I'm now working with extremely large matricies and am trying to determine what kind of hardware would be needed in order to continue my work. The trial-and-error approach is proving expensive, so it would help to understand realistic expectations.
I once believed that as long as I have a computer with enough RAM to hold my matricies, I'd be set. But now I know that allowable data flow between memory and processors, is a critical factor, along with my number of cores. Rather than dump more money into the latest GPU's, and see what happens, I'd like to know what others have already done. Quite simply put, if they're using greater hardware than I could ever afford, and are still struggling to meet similar goals, I'd like to know.
If The Mathworks, or anyone, is aware of huge MATLAB projects, and their outcomes, then I'd like to hear about it. What are the sizes of their data sets, and what hardware are they using in order to reach their goals?

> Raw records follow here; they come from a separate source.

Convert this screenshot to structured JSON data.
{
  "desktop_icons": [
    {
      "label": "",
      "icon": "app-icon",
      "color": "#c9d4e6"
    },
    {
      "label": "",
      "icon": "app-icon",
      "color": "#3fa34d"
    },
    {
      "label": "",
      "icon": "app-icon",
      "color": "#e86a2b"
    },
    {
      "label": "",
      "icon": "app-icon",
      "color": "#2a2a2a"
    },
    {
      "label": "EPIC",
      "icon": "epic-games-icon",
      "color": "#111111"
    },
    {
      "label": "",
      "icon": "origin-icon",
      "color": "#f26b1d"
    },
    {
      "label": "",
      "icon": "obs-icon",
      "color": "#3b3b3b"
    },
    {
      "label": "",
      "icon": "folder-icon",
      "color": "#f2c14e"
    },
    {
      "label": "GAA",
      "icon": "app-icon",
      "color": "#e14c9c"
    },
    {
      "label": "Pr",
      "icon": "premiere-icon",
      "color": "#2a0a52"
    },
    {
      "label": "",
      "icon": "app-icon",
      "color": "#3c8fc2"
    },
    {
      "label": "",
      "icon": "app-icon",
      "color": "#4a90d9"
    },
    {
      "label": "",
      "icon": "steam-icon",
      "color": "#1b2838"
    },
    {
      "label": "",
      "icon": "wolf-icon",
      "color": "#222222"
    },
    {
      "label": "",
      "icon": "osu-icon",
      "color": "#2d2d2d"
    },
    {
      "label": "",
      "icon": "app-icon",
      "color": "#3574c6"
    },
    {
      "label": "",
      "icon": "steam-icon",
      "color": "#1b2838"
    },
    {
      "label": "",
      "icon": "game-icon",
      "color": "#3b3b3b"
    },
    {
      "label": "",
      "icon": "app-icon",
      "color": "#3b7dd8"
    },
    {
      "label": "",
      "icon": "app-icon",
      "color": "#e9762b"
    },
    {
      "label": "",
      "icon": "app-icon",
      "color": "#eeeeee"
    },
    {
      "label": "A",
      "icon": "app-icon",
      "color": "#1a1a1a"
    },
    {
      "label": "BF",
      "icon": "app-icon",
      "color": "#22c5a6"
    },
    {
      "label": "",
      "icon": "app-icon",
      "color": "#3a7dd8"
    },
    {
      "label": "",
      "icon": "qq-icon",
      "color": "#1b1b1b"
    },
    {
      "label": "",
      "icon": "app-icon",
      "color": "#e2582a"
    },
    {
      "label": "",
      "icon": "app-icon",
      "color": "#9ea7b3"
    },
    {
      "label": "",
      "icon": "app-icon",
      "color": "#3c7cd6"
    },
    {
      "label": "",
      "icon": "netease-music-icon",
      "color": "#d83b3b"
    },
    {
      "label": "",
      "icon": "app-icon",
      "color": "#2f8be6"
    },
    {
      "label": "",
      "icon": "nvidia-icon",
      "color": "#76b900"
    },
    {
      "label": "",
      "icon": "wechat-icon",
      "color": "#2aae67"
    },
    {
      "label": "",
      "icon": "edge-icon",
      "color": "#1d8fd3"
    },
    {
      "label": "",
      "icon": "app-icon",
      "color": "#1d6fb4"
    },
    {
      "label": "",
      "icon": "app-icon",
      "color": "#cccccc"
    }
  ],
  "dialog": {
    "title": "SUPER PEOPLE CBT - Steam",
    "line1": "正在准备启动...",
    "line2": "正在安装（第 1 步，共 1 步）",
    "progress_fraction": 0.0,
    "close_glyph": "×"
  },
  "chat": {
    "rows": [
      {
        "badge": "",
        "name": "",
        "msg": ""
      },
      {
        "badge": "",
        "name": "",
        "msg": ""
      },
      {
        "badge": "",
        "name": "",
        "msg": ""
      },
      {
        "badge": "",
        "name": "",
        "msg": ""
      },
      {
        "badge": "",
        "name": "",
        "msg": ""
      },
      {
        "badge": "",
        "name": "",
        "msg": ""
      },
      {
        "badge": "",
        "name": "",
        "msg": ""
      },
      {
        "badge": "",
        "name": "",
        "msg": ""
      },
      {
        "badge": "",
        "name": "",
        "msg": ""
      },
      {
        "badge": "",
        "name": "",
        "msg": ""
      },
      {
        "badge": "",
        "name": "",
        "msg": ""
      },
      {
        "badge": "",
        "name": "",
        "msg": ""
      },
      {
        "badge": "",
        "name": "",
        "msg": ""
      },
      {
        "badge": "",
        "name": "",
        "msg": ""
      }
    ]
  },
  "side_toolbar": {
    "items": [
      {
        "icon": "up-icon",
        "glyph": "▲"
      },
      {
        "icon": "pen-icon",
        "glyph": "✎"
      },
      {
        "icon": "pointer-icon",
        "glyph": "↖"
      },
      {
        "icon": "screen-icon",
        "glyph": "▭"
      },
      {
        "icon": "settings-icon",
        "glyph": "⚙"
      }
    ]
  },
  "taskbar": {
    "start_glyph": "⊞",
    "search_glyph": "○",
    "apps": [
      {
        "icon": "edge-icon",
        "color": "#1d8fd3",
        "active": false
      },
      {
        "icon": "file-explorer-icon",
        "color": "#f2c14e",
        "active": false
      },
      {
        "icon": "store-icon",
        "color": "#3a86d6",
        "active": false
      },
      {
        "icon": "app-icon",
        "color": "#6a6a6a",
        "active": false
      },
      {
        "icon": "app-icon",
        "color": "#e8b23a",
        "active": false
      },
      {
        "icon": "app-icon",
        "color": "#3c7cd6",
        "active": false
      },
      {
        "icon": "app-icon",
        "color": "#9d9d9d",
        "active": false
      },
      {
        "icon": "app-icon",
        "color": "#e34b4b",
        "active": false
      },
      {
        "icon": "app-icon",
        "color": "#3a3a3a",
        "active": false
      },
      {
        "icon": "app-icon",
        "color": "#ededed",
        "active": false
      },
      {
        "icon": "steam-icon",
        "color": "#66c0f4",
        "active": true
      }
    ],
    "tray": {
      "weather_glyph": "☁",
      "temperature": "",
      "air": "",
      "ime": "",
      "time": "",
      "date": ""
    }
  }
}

I've been unable to find hard numbers on matrix sizes, hardware being used, and corresponding run times. Any known cases, with specific numbers, would be greatly appreciated.

Best Answer

Just how big is your data? The biggest I've worked on personally is CT data of about 20 GB per image, though I've only worked on a slice at a time since it was unnecessary to have the whole thing in memory at one time. I've heard of people with mass spectrometry images that are about 100 GB. I think some people in geology (oil, gas, earthquakes, etc.) have 3-D images that are terabytes. NASA has dozens of probes and receives hundreds of terabytes every hour!
For really large images, you can use memmapfile() to get around having to have the whole image in memory at one time, though I personally have not used the function.